Figuratively speaking, this means: The network of the user who establishes the VPN connection normally automatically links this with the target network within his organisation. Conversely, this means that all potential threats lurking in the remote network now become relevant for the company network that is worth protecting.

Moreover, VPNs do not protect the corporate network when users log on locally from their "own" network. VPN tunnels usually not only rely on a far too simple one-step authentication of the user, but are also limited to pure remote access from outside. This poses a threat to corporate resources. If it is even a free VPN tunnel with ad tracking and advertising, the risk increases immeasurably.

VPN in and of itself has the right goals - more information security, more online privacy and data protection, protection of critical assets. However, there are more effective alternatives.

3 reasons to replace VPN with a PAM solution with integrated Remote Support to replace:

1. high risk due to uncontrollable security vulnerabilities

VPNs expose entire networks to danger from distributed DDoS and sniffing and spoofing attacks. This is because VPN connects two security zones that are actually separate from each other. As soon as an attacker or malware integrates into a network via an infected connected device, the entire internal corporate network can be affected.

With VISULOX , external as well as internal users have access to their own workspace - without VPN, if desired via Single Sign On (SSO) and prior Multi Factor Authentication (MFA). Access takes place at application level, which means that security zones that are deliberately separated from each other are not linked at any time.

2. difficult scaling and low user comfort with VPN connections

VPN tunnels are usually provided for a small number of remote employees. It is often said that privileged users in particular should preferably work in the company network itself. today, however, there are companies that predominantly provide remote workplaces. This may be due to external influences, such as the home office obligation as a result of the Corona pandemic, or the change in working life itself. VPN infrastructures quickly become bottlenecks here and create a critical dependency for companies. This is especially true for traditional client-server applications that require a lot of bandwidth and are not easy to scale.

VISULOX provides every user, whether from the finance department, production or IT administration, with a suitable and familiar workspace via web browser. In addition, VISULOX as a PAM solution offers basic security functions, such as multi-factor authentication, single sign-on, session recording and controlled data transfer. VISULOX thinks along and automatically scales the entire workforce through concurrent users due to a dynamic licensing model, without noticeably increasing the effort within the IT department. VISULOX can be put into operation immediately without an agent on clients or servers and without interrupting operations.

3. access to VPN is via unmanaged private terminals

This is a very high risk, as an internal IT department has no influence on the security status of personal computers as well as private mobile devices. These devices could be infected with ransomware or malware that attackers use to create a gateway into corporate networks or to spy on confidential data.

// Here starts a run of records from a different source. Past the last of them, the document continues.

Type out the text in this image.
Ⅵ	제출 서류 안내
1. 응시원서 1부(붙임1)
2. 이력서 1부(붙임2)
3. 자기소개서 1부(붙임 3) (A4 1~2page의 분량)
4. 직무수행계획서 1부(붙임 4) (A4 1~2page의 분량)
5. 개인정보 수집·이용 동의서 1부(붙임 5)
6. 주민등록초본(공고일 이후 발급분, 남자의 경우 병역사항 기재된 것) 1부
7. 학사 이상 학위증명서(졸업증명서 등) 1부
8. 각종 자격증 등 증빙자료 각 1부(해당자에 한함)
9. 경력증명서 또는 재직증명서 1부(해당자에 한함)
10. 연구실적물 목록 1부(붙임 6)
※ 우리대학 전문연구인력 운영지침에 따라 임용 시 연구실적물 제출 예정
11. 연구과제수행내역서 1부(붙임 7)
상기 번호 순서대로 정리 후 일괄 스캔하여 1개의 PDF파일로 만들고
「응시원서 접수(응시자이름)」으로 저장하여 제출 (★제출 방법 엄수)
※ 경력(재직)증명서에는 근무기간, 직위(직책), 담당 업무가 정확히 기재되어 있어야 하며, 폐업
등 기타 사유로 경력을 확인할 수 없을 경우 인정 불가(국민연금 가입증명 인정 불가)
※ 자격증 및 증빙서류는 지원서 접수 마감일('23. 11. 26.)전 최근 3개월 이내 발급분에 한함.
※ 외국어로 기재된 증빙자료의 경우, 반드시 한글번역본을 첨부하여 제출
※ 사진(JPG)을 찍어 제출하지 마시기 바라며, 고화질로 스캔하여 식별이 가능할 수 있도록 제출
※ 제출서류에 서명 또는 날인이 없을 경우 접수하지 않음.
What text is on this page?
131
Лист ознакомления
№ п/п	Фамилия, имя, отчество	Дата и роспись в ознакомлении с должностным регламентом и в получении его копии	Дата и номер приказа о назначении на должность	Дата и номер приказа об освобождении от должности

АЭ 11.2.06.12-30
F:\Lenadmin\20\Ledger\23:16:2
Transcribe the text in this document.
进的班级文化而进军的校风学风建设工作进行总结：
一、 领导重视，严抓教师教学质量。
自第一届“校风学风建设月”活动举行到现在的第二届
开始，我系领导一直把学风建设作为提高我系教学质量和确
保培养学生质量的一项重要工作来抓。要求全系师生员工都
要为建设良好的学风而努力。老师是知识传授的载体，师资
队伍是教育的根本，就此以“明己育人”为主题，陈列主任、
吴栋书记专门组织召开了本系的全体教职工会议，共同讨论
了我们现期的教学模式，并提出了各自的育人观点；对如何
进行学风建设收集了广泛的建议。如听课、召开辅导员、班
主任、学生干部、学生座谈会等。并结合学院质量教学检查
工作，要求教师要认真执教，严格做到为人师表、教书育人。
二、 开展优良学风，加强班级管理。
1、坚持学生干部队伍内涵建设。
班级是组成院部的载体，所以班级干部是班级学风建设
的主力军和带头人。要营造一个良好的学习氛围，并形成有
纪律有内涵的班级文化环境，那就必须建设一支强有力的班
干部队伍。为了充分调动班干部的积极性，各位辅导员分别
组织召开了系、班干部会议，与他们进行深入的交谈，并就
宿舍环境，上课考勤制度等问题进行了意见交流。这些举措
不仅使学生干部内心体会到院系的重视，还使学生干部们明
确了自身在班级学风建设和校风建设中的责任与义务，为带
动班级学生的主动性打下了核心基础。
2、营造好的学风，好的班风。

Above all, the mostly unrestricted data transfer, e.g. via linked network drives, offers a considerable attack vector, which not only increases the risk of infiltrating malware, but also favours the outflow of valuable information.

VISULOX works like the well-known security check at airports and scans every file to be transferred. Without exception, every data transfer - in or out - goes through this scan. VISULOX allows you to define fixed rules and thus control the entire data transfer. The connection is made from the application to VISULOX and only then to the server and vice versa, so that the security zones are maintained at all times.